Let $$A^2 = \begin{pmatrix} 3 & 1 \\ 2 & 2 \end{pmatrix}$$ Knowing that $A$ has positive eigenvalues, what is $A$?
What I did was the following:
$$A = \begin{pmatrix} a & b \\ c & d \end{pmatrix}$$
so
$$A^2 = \begin{pmatrix} a^2 + bc & ab+bd \\ ac+cd & bc+d^2 \end{pmatrix}$$
I got stuck here after trying to solve the 4 equations. Can someone help, please?
On
For a $2 \times 2$ matrix $B$ with distinct eigenvalues $\lambda_1$ and $\lambda_2$, a square root of $B$ would have eigenvalues $\pm \sqrt{\lambda_1}$ and $\pm \sqrt{\lambda_2}$. In your case you know you want the $+$ cases. Find $u$ and $v$ so that $\sqrt{\lambda_1} = u + \lambda_1 v$ and $\sqrt{\lambda_2} = u + \lambda_2 v$, and then take $A = u I + v B$.
On
Suppose we have $A=SJS^{-1}$ where $J$ is in Jordan normal form, then $A^2=SJ^2S^{-1}$.
By performing Jordan decomposition on $A^2$ given, we have $$
S=\begin{pmatrix}-1&1\\2&1
\end{pmatrix}
,\;J=\operatorname{diag}(1,4).$$
Then, obviously, $$S\cdot(\operatorname{diag}(1,2))\cdot S^{-1}=\dfrac13
\begin{pmatrix}5&1\\2&4
\end{pmatrix}$$ will be the only choice for $A$ if we prove that $A^2$ has the same $S$ for Jordan decomposition, as $A$ has.
EDIT
To prove the above, it suffices to realize that $A$ and $A^2$ share eigenvectors.
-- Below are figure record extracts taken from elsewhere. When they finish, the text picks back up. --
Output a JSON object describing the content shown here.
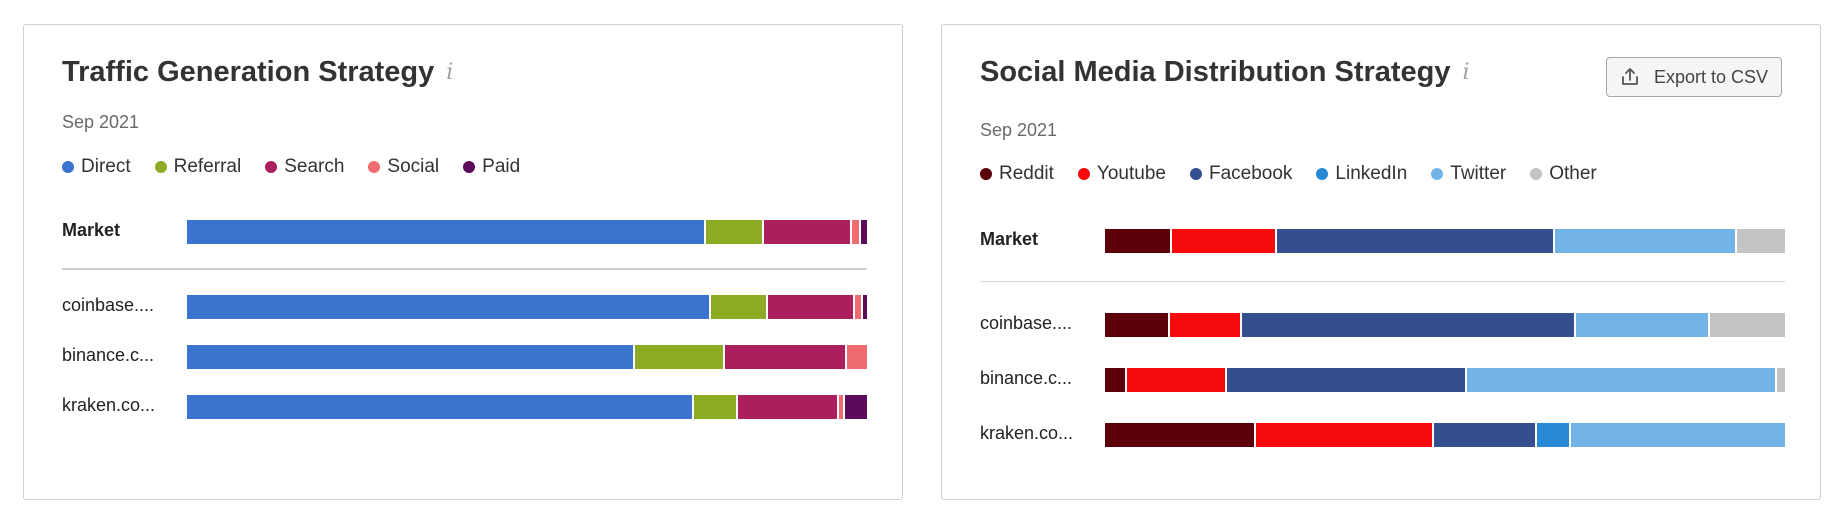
{
  "colors": {
    "direct": "#3b73cf",
    "referral": "#8eab24",
    "search": "#ab1f5c",
    "social": "#ef6b70",
    "paid": "#5a0b5a",
    "reddit": "#5c0009",
    "youtube": "#f50b0b",
    "facebook": "#334f8f",
    "linkedin": "#288ad6",
    "twitter": "#73b4e8",
    "other": "#c4c4c4"
  },
  "left": {
    "title": "Traffic Generation Strategy",
    "info_icon": "info-icon",
    "date": "Sep 2021"
  },
  "right": {
    "title": "Social Media Distribution Strategy",
    "info_icon": "info-icon",
    "date": "Sep 2021",
    "export_label": "Export to CSV",
    "export_icon": "export-upload-icon"
  },
  "chart_data": [
    {
      "type": "bar",
      "stacked": true,
      "orientation": "horizontal",
      "title": "Traffic Generation Strategy",
      "subtitle": "Sep 2021",
      "legend_position": "top",
      "grid": false,
      "xlim": [
        0,
        100
      ],
      "legend": [
        {
          "name": "Direct",
          "color": "#3b73cf"
        },
        {
          "name": "Referral",
          "color": "#8eab24"
        },
        {
          "name": "Search",
          "color": "#ab1f5c"
        },
        {
          "name": "Social",
          "color": "#ef6b70"
        },
        {
          "name": "Paid",
          "color": "#5a0b5a"
        }
      ],
      "market": {
        "label": "Market",
        "values": [
          76.3,
          8.6,
          12.9,
          1.3,
          0.9
        ]
      },
      "rows": [
        {
          "label": "coinbase....",
          "values": [
            77.0,
            8.4,
            12.8,
            1.2,
            0.6
          ]
        },
        {
          "label": "binance.c...",
          "values": [
            65.9,
            13.2,
            17.9,
            3.0,
            0.0
          ]
        },
        {
          "label": "kraken.co...",
          "values": [
            74.5,
            6.6,
            14.8,
            0.8,
            3.3
          ]
        }
      ]
    },
    {
      "type": "bar",
      "stacked": true,
      "orientation": "horizontal",
      "title": "Social Media Distribution Strategy",
      "subtitle": "Sep 2021",
      "legend_position": "top",
      "grid": false,
      "xlim": [
        0,
        100
      ],
      "legend": [
        {
          "name": "Reddit",
          "color": "#5c0009"
        },
        {
          "name": "Youtube",
          "color": "#f50b0b"
        },
        {
          "name": "Facebook",
          "color": "#334f8f"
        },
        {
          "name": "LinkedIn",
          "color": "#288ad6"
        },
        {
          "name": "Twitter",
          "color": "#73b4e8"
        },
        {
          "name": "Other",
          "color": "#c4c4c4"
        }
      ],
      "market": {
        "label": "Market",
        "values": [
          9.8,
          15.5,
          40.9,
          0.0,
          26.7,
          7.1
        ]
      },
      "rows": [
        {
          "label": "coinbase....",
          "values": [
            9.5,
            10.6,
            49.1,
            0.0,
            19.8,
            11.0
          ]
        },
        {
          "label": "binance.c...",
          "values": [
            3.2,
            14.7,
            35.4,
            0.0,
            45.5,
            1.2
          ]
        },
        {
          "label": "kraken.co...",
          "values": [
            22.2,
            26.2,
            15.1,
            5.0,
            31.5,
            0.0
          ]
        }
      ]
    }
  ]
}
Indeed, if $v$ is an eigenvector of $A$ corresponding to the eigenvalue $\lambda,$ then $$A^2v=A(Av)=A(\lambda v)=\lambda Av=\lambda^2v$$
Computing matrix powers can be done with diagonalization.
The eigenvalues of $A^2$ have sum $5$ (trace) and product $4$ (determinant), so they are $1$ and $4$.
The corresponding eigenvectors of $A^2$ are $\pmatrix{1\\-2}$ and $\pmatrix{1\\1}$, respectively.
Therefore, $A^2$ is diagonalized as follows: $\pmatrix{1&1\\-2&1}\pmatrix{1&0\\0&4}\pmatrix{1&1\\-2&1}^{-1}=\pmatrix{1&1\\-2&1}\pmatrix{1&0\\0&4}\dfrac{\pmatrix{1&-1\\2&1}}3.$
Therefore, we can take $A=\pmatrix{1&1\\-2&1}\pmatrix{1&0\\0&2}\dfrac{\pmatrix{1&-1\\2&1}}3=\dfrac{\pmatrix{5&1\\2&4}}3$.